Gesù rispetta la fatica e i dubbi; rispetta i tempi di ciascuno
Commento al Vangelo di don Simone Calabria
At 2,42-47; Sal 117; 1Pt 1,3-9; Gv 20,19-31
“Credere senza vedere”
I discepoli erano chiusi nel Cenacolo per paura di essere uccisi dai Giudei. È un momento di disorientamento totale: l’amico più caro, il Maestro che era sempre con loro, con cui avevano condiviso tre anni di vita, non c’è più, è chiuso in un sepolcro scavato nella roccia. Ogni speranza è finita e in più c’è la paura di essere riconosciuti e di fare la stessa fine del Maestro.
“La sera di quel giorno, il primo della settimana, mentre erano chiuse le porte del luogo dove si trovavano i discepoli per timore dei Giudei, venne Gesù”.
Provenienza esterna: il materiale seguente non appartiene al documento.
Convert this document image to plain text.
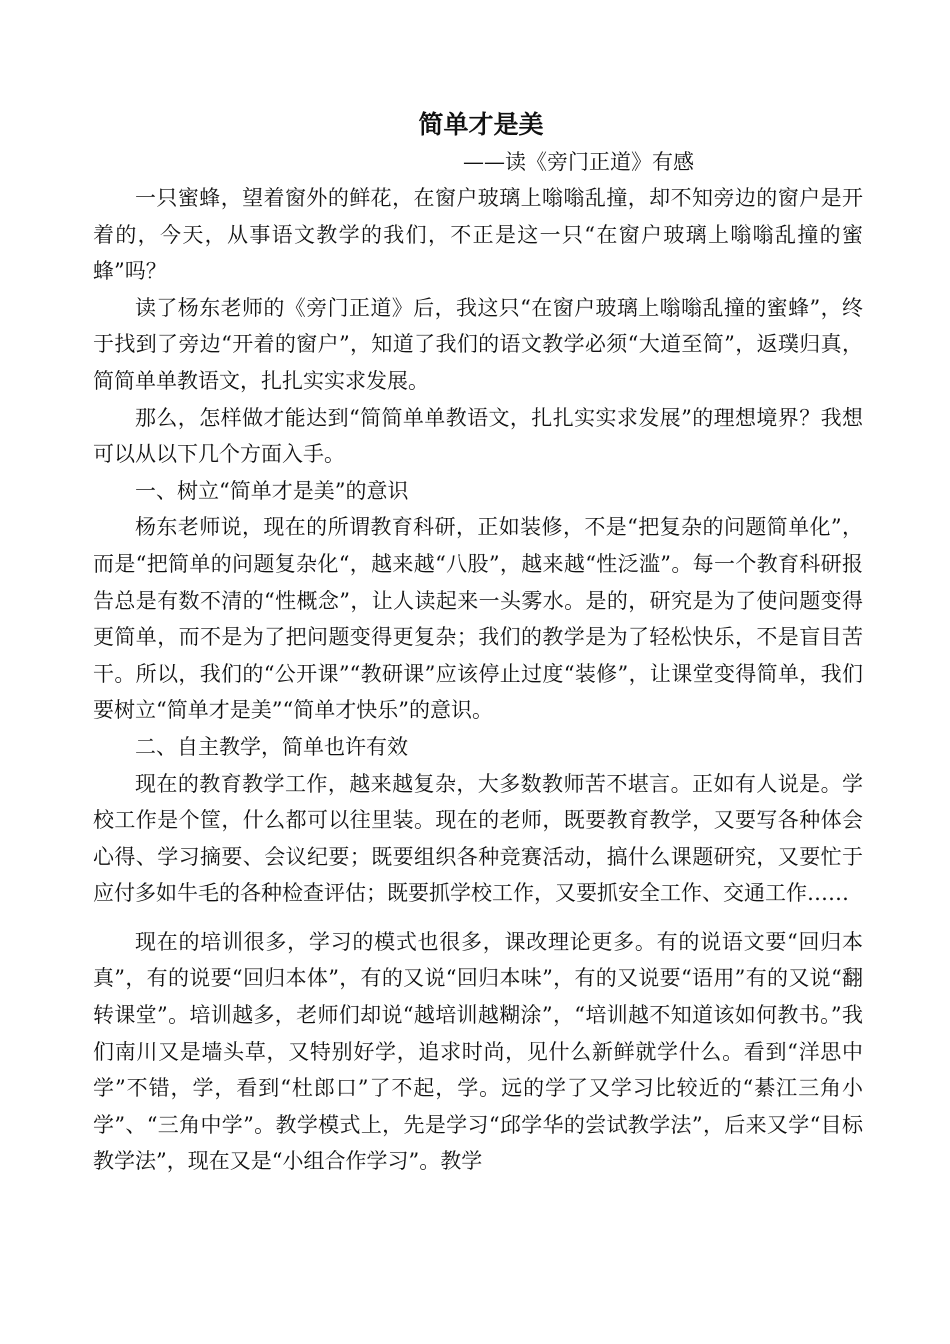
简单才是美
——读《旁门正道》有感

一只蜜蜂，望着窗外的鲜花，在窗户玻璃上嗡嗡乱撞，却不知旁边的窗户是开着的，今天，从事语文教学的我们，不正是这一只“在窗户玻璃上嗡嗡乱撞的蜜蜂”吗？

读了杨东老师的《旁门正道》后，我这只“在窗户玻璃上嗡嗡乱撞的蜜蜂”，终于找到了旁边“开着的窗户”，知道了我们的语文教学必须“大道至简”，返璞归真，简简单单教语文，扎扎实实求发展。

那么，怎样做才能达到“简简单单教语文，扎扎实实求发展”的理想境界？我想可以从以下几个方面入手。

一、树立“简单才是美”的意识

杨东老师说，现在的所谓教育科研，正如装修，不是“把复杂的问题简单化”，而是“把简单的问题复杂化“，越来越“八股”，越来越“性泛滥”。每一个教育科研报告总是有数不清的“性概念”，让人读起来一头雾水。是的，研究是为了使问题变得更简单，而不是为了把问题变得更复杂；我们的教学是为了轻松快乐，不是盲目苦干。所以，我们的“公开课”“教研课”应该停止过度“装修”，让课堂变得简单，我们要树立“简单才是美”“简单才快乐”的意识。

二、自主教学，简单也许有效

现在的教育教学工作，越来越复杂，大多数教师苦不堪言。正如有人说是。学校工作是个筐，什么都可以往里装。现在的老师，既要教育教学，又要写各种体会心得、学习摘要、会议纪要；既要组织各种竞赛活动，搞什么课题研究，又要忙于应付多如牛毛的各种检查评估；既要抓学校工作，又要抓安全工作、交通工作……

现在的培训很多，学习的模式也很多，课改理论更多。有的说语文要“回归本真”，有的说要“回归本体”，有的又说“回归本味”，有的又说要“语用”有的又说“翻转课堂”。培训越多，老师们却说“越培训越糊涂”，“培训越不知道该如何教书。”我们南川又是墙头草，又特别好学，追求时尚，见什么新鲜就学什么。看到“洋思中学”不错，学，看到“杜郎口”了不起，学。远的学了又学习比较近的“綦江三角小学”、“三角中学”。教学模式上，先是学习“邱学华的尝试教学法”，后来又学“目标教学法”，现在又是“小组合作学习”。教学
Venne Gesù a porte chiuse. In quella stanza, dove si respirava paura, alcuni non ce l’hanno fatta a restare rinchiusi: Maria di Magdala e le donne, Tommaso e i due di Emmaus. A loro, che respirano libertà, sono riservati gli incontri più belli e più intensi.
“Tommaso, non era con loro quando venne Gesù. Gli dicevano gli altri Discepoli: «Abbiamo visto il Signore!». Ma egli disse loro: «Se non vedo nelle sue mani il segno dei chiodi e non metto il mio dito nel segno dei chiodi e non metto la mia mano nel suo fianco, io non credo».
Tommaso è un prezioso compagno di viaggio, come tutti noi, che vogliamo vedere, toccare con mano le cose della vita, che non ci accontentiamo del sentito dire, ma vogliamo una fede che si incida nel cuore e nella vita.
Se consideriamo bene la vita che facciamo e che ci circonda, ci accorgiamo che esiste questa insidia, questa prova, questa incredulità. Quante volte pretendiamo di vedere subito i risultati, di avere delle sicurezze, delle certezze che vadano bene, che coincidano con i nostri bisogni.
Non accettiamo di dipendere dal Signore, di vivere attaccati a Lui, di nutrirci di Lui, della sua Parola, e quindi, ci facciamo coinvolgere da una mentalità mondana della società che pensa solo a giudicare in base a fatti accaduti.
Disse bene Papa Benedetto XVI ad una Via Crucis: “Accanto a tutti i nostri limiti, c’è o no qualcosa di più grande del peccato? C’è qualcosa che ha il potere di perdonare persino il più grave dei peccati e di trarre il bene anche dai mali più terribili?
Il punto fondamentale è che “Dio si è commosso per il nostro niente, per il nostro tradimento, per la nostra meschinità. Ha avuto pietà per me». È questo che annuncia la Chiesa nel mondo: la commozione di Dio per la nostra meschinità, per il nostro non credere. Se non si parte da lì, dal riconoscere questa commozione di Dio nei nostri confronti non si capisce più nulla. Impazzisce tutto.
“Otto giorni dopo i discepoli erano di nuovo in casa e c’era con loro anche Tommaso. Venne Gesù, a porte chiuse…Poi disse a Tommaso: Metti qui il tuo dito e guarda le mie mani; tendi la tua mano e mettila nel mio fianco; e non essere incredulo, ma credente!”.
Gesù rispetta la fatica e i dubbi; rispetta i tempi di ciascuno e la complessità del nostro credere; non si scandalizza, si ripropone. Gesù si espone a Tommaso con tutte le ferite aperte. Pensavamo che la risurrezione avrebbe cancellato la passione, richiusi i fori dei chiodi, rimarginato le piaghe. Invece no: esse sono il racconto dell’amore scritto sul corpo di Gesù con l’alfabeto delle ferite, incancellabili ormai come l’amore stesso.
La Croce non è un semplice incidente di percorso da superare con la Pasqua, è il perché, il senso. Metti, tendi, tocca. Il Vangelo non dice che Tommaso l’abbia fatto, che abbia toccato quel corpo. Che bisogno c’era?
“Mio Signore e mio Dio”.
La fede se non contiene questo aggettivo “mio” non è vera fede, sarà tutt’altro. “Mio” dev’essere solo il Signore, “mio” non di possesso ma di appartenenza: il mio Signore, io appartengo a Lui.
Gesù disse a Tommaso: “beati quelli che non hanno visto e hanno creduto!”.
Ma allora, a cosa dobbiamo credere se vogliamo vivere? Dobbiamo credere fino in fondo all’insegnamento di Gesù, alla comunione tra noi, all’eucaristia, alla preghiera. Amen.